LA EMEPERATRIZ, DAMA DE LA NOCHE...

Status: Terminada
Genre:Venganza / Mujer poderosa / Reencarnación(época moderna) / Completas
Popularitas:23k
Nilai: 5
nombre de autor: CINTHIA VANESSA BARROS

Mil años atrás, la emperatriz Lían Hua fue ejecutada por adulterio. Antes de morir, juró una maldición: en su próxima vida ningún hombre la llamaría esposa. Sería ella quien los hiciera sus esclavos.
Mil años después, Lían despierta en el cuerpo de Valentina Saggese, una madam recién envenenada por la esposa de su amante. Hereda un club nocturno, quince chicas leales, una venganza pendiente, y una sola advertencia: no te enamores.
Para sobrevivir crea una identidad secreta: la Dama del Fénix, una bailarina enmascarada que enloquece a dos hombres a la vez. El que la asesinó. Y el que, sin saberlo, va a cambiar todo lo que ella se prometió no volver a sentir.
Una emperatriz no perdona. Pero también puede romperse.
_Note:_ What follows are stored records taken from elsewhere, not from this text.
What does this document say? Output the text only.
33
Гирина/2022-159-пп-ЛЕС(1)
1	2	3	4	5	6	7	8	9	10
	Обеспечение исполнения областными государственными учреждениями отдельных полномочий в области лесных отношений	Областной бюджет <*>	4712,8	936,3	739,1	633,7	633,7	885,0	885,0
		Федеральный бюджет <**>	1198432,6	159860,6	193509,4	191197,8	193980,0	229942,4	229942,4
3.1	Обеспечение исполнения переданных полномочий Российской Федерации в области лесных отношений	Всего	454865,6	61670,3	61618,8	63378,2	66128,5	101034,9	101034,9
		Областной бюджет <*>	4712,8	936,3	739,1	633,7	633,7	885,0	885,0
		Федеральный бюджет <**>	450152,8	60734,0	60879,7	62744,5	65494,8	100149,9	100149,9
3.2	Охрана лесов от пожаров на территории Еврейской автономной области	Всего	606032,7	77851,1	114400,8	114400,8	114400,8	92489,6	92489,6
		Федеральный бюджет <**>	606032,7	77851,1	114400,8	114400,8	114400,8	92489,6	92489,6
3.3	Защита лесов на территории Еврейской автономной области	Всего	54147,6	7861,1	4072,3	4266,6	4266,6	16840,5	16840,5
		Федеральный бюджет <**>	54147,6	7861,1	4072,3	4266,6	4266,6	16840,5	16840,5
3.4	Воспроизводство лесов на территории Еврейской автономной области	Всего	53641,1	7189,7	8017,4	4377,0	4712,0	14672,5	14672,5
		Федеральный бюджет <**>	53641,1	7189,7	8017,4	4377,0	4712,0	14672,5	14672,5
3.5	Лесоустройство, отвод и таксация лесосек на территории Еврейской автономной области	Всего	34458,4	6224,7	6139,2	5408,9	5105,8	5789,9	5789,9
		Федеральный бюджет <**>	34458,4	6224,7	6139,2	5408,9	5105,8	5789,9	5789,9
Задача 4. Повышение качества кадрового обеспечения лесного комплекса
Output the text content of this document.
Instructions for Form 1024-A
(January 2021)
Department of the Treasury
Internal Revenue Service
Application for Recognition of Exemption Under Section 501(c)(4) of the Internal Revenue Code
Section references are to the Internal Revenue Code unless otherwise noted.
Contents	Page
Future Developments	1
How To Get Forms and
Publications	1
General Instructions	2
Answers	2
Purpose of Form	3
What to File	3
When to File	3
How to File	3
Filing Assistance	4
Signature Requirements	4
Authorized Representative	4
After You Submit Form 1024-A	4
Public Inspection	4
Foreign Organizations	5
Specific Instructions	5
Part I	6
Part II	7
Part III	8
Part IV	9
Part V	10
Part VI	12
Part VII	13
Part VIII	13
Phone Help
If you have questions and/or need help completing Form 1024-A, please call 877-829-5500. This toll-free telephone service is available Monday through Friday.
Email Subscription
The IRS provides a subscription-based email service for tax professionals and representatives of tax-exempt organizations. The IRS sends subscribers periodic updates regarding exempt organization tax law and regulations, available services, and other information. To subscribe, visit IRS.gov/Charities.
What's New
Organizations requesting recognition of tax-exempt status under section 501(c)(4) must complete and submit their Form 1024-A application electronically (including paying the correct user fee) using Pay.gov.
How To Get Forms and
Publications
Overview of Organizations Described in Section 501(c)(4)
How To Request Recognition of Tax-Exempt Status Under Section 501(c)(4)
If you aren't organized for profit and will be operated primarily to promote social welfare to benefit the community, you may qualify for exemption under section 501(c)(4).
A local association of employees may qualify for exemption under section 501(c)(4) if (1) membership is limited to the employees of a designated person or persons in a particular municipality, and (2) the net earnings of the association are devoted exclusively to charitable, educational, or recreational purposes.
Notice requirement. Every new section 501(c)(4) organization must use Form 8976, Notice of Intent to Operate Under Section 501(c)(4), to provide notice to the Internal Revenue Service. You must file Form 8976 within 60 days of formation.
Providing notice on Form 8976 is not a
NovelToon tiene autorización de CINTHIA VANESSA BARROS para publicar esa obra, el contenido del mismo representa el punto de vista del autor, y no el de NovelToon.

Capítulo 17 — Tres noches en el reservado

Noche uno.

Marcelo llegó al Lotus a las once en punto del martes con un antifaz veneciano nuevo, blanco esta vez, comprado esa misma tarde en una tienda de carnaval del centro.

Andrés lo reconoció desde la puerta. No por la cara —el antifaz le tapaba media—. Lo reconoció por el reloj. El mismo de oro pesado que había llevado todas las noches anteriores. Y por la forma de caminar de un hombre que pesa cinco kilos menos de los que pesaba hace un mes y todavía no se acostumbra.

Andrés no dijo nada. Lían le había dado instrucciones esa misma mañana: Si vuelve disfrazado, déjalo entrar. Cobra entrada normal. Que se siente donde quiera. No le hagas saber que sabes quién es.

Marcelo pagó la entrada en efectivo. Pidió mesa al fondo. Pidió una botella de whisky para él solo.

Se sentó.

Esperó.

Lían lo vio entrar desde el balcón del segundo piso. Llevaba ahí media hora. Sofía le había avisado por intercomunicador cuando lo identificaron en la puerta.

—¿Vale, lo dejo entrar?

—Que entre.

—¿Subes a vestir?

—No. Hoy no baila la Fénix.

—Marcelo no lo sabe.

—Por eso.

Sofía colgó.

Lían se quedó parada apoyada en la baranda del balcón, mirando el salón principal por encima de los clientes habituales.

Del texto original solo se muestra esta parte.